CS Lewis once said that the biggest division in history was not between the ancient world and the dark ages, but between the modern world and that of Jane Austen. In this spirit, Hodgson proposes a new Grand Tour - one that goes in search not of Europe's classical past, but of her modernist beginnings. His essays on the continent's most thriving cities are written with the zest of a seasoned European.

Who was David Weiser? by Pawel Huelle (Bloomsbury, pounds 5.99)

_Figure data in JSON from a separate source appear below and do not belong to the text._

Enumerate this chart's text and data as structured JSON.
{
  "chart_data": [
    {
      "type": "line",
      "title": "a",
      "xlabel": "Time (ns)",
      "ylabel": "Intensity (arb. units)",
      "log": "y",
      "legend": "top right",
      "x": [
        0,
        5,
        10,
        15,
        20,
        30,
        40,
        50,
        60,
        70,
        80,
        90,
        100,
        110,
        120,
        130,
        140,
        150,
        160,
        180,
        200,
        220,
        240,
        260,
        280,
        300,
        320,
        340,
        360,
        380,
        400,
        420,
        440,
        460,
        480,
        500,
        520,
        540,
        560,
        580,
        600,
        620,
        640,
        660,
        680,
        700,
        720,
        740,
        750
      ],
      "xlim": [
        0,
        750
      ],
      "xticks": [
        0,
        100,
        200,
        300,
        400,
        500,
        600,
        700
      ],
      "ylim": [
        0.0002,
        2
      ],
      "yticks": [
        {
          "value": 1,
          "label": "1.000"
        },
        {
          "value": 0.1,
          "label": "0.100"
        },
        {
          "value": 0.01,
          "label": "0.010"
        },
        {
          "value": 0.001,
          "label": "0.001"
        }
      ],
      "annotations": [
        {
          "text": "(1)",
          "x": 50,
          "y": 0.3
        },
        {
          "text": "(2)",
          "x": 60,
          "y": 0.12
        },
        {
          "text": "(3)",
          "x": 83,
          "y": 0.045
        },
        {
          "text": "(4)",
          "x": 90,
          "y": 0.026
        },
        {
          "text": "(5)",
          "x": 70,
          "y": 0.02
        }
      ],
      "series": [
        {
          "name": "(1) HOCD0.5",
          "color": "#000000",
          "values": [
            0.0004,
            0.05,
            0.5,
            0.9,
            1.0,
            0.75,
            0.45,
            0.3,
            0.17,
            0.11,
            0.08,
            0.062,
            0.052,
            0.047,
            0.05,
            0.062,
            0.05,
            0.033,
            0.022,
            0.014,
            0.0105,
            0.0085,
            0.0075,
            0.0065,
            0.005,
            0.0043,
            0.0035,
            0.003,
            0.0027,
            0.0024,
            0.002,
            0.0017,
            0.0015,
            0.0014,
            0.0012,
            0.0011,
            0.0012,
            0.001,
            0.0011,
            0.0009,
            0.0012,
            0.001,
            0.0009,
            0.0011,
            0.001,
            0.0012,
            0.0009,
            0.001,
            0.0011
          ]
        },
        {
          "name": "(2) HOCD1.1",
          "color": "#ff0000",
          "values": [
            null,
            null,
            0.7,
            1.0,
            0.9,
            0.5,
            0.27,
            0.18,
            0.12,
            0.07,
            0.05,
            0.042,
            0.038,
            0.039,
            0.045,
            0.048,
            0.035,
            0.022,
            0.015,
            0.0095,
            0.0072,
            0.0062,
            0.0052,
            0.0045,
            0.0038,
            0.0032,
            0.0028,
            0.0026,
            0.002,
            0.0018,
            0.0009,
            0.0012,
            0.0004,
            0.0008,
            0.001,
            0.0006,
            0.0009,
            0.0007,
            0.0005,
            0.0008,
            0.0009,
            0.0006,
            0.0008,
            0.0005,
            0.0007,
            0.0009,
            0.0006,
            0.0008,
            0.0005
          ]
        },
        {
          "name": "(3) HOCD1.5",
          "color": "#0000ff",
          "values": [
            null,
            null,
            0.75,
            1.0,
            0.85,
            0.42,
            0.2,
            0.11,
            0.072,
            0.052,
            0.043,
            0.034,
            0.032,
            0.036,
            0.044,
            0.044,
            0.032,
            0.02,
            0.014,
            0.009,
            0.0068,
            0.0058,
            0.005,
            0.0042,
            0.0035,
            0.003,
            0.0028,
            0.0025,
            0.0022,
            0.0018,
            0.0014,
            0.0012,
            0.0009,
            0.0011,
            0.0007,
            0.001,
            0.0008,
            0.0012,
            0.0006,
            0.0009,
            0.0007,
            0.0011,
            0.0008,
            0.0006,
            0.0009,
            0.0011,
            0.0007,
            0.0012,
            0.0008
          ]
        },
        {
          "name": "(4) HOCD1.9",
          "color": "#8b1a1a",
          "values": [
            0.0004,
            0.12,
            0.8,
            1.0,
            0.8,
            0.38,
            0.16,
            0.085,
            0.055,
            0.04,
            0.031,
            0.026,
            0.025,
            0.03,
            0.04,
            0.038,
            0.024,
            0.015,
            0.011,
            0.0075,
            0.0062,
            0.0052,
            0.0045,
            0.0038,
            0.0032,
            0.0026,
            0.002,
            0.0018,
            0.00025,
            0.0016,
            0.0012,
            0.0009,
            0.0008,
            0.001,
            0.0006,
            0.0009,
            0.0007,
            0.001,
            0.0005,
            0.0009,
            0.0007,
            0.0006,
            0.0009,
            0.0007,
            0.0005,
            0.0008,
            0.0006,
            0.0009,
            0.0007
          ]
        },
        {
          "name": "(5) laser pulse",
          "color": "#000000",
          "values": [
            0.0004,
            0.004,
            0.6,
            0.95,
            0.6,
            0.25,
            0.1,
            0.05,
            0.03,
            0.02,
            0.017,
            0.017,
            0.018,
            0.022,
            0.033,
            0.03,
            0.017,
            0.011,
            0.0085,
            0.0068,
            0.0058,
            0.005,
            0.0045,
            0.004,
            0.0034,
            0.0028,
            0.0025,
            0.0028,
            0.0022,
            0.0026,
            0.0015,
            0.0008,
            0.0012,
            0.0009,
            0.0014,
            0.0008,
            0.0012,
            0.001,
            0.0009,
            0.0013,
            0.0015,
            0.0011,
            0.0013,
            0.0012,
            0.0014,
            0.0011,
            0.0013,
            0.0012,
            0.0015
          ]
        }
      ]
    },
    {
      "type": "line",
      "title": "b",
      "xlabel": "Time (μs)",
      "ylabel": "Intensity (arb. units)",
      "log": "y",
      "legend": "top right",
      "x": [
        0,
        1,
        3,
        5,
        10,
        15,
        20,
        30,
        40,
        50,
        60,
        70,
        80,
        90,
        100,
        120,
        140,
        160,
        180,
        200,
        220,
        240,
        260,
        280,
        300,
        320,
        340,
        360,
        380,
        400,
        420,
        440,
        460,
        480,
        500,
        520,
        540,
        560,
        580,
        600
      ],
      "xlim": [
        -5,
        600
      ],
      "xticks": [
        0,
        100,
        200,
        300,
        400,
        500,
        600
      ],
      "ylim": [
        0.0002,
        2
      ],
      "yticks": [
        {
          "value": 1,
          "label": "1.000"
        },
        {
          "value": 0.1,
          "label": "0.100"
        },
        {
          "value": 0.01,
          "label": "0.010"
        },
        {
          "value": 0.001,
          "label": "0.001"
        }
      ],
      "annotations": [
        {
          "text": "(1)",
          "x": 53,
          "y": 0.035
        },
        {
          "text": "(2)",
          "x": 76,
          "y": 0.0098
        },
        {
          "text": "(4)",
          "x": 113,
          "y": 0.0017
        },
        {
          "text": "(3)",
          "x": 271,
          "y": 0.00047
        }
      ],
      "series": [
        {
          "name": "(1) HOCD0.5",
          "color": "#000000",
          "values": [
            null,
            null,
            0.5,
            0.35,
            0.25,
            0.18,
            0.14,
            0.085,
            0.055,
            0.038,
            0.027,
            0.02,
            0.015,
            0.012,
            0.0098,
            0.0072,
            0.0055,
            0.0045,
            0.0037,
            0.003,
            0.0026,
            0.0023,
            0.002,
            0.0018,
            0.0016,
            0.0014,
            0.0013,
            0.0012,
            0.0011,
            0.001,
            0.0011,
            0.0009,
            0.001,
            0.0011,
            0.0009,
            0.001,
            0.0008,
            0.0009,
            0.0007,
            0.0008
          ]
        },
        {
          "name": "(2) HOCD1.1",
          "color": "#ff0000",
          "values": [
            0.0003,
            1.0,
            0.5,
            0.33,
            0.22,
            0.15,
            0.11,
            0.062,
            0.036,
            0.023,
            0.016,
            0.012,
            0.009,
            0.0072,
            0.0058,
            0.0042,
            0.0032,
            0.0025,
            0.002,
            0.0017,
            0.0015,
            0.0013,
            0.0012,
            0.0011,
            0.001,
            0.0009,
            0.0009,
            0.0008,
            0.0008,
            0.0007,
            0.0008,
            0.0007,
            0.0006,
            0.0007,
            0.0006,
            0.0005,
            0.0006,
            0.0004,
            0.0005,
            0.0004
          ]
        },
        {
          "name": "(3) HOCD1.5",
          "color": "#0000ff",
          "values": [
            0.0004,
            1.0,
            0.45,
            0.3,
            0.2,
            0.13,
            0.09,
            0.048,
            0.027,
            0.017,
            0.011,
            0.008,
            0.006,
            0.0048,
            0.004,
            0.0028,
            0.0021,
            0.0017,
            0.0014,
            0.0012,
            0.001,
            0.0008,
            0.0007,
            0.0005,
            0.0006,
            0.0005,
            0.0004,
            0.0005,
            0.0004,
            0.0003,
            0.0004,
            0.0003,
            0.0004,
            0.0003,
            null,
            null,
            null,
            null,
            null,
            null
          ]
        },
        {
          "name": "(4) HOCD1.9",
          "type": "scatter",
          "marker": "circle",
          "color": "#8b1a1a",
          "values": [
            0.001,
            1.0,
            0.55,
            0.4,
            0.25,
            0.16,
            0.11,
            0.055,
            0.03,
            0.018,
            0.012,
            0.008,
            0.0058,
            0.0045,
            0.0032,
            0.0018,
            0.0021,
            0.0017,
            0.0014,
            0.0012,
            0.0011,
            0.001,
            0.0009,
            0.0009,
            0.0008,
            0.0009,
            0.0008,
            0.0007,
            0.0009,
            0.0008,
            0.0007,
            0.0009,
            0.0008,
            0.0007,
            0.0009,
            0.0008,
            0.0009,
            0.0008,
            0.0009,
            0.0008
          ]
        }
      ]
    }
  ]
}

With the sea-front chock-a-block with a freak tide of sticklebacks, the school boys of the little Polish town of Oliwa are compelled to look elsewhere for their holiday entertainment - and find it in the person of David Weiser. Skinny, clever and Jewish, Weiser possesses mysterious powers that will keep his classmates occupied long after the summer is over. An atmospheric account of childhood transgression.

From the Beast to the Blonde by Marina Warner (Vintage, pounds 10.99)

Once upon a time, in the far off Kingdom of Kentish Town, a dark-haired maiden named Marina decided to go to the aid of the Fairy Tale - a creation dismissed as "pre-literate trash" by some, and even "girly" by others. Her study is a worthy (and hefty) contribution to a seam first mined by Alison Lurie and Angela Carter - though it lacks the witchiness that made them so absorbing on the subject.

Purcell by Maureen Duffy (Fourth Estate, pounds 7.99)

Duffy and her best friend passed the winter of 1947 as ardent royalists. Perched on top of school radiators they imagined themselves at the court of Charles II, hob-nobbing with Pepys, and swooning with passion to the exquisite refrains of Henry Purcell, the supreme "musical exponent of desire". Duffy has tried hard to piece together the fragmentary evidence of her hero's life, but, sadly, he remains as elusive as ever.

The Metropolitan Critic by Clive James (Picador, pounds 6.99)

After two years of trying to write a Life of Louis MacNeice, the young James faced the fact that he was happier downing drinks at the Pillars of Hercules, and dashing off the odd book review for the New Statesman. This reissue of his first reviews gives him a chance to qualify, and even alter, some of his embarrassing excesses - a luxury not granted to many writers. Not nearly as bright or funny as his television reviews.

In Cold Domain by Anne Fine (Penguin pounds 5.99): When Barbara announces to her assembled family that she has met the love of her life - Miguel- Angel Gippini Algaron Lopez de Rego, a waiter from the pub next door - they go into overdrive, not least her mother, the blue-rinsed harridan, Lilith Collett. Set in the garden of the family estate, Cold Domain, Anne Fine's comic farce involves a hearty dose of camp innuendo and bare bottoms, and all told with a gusto that should make writers of BBC sit- coms hang their heads in shame.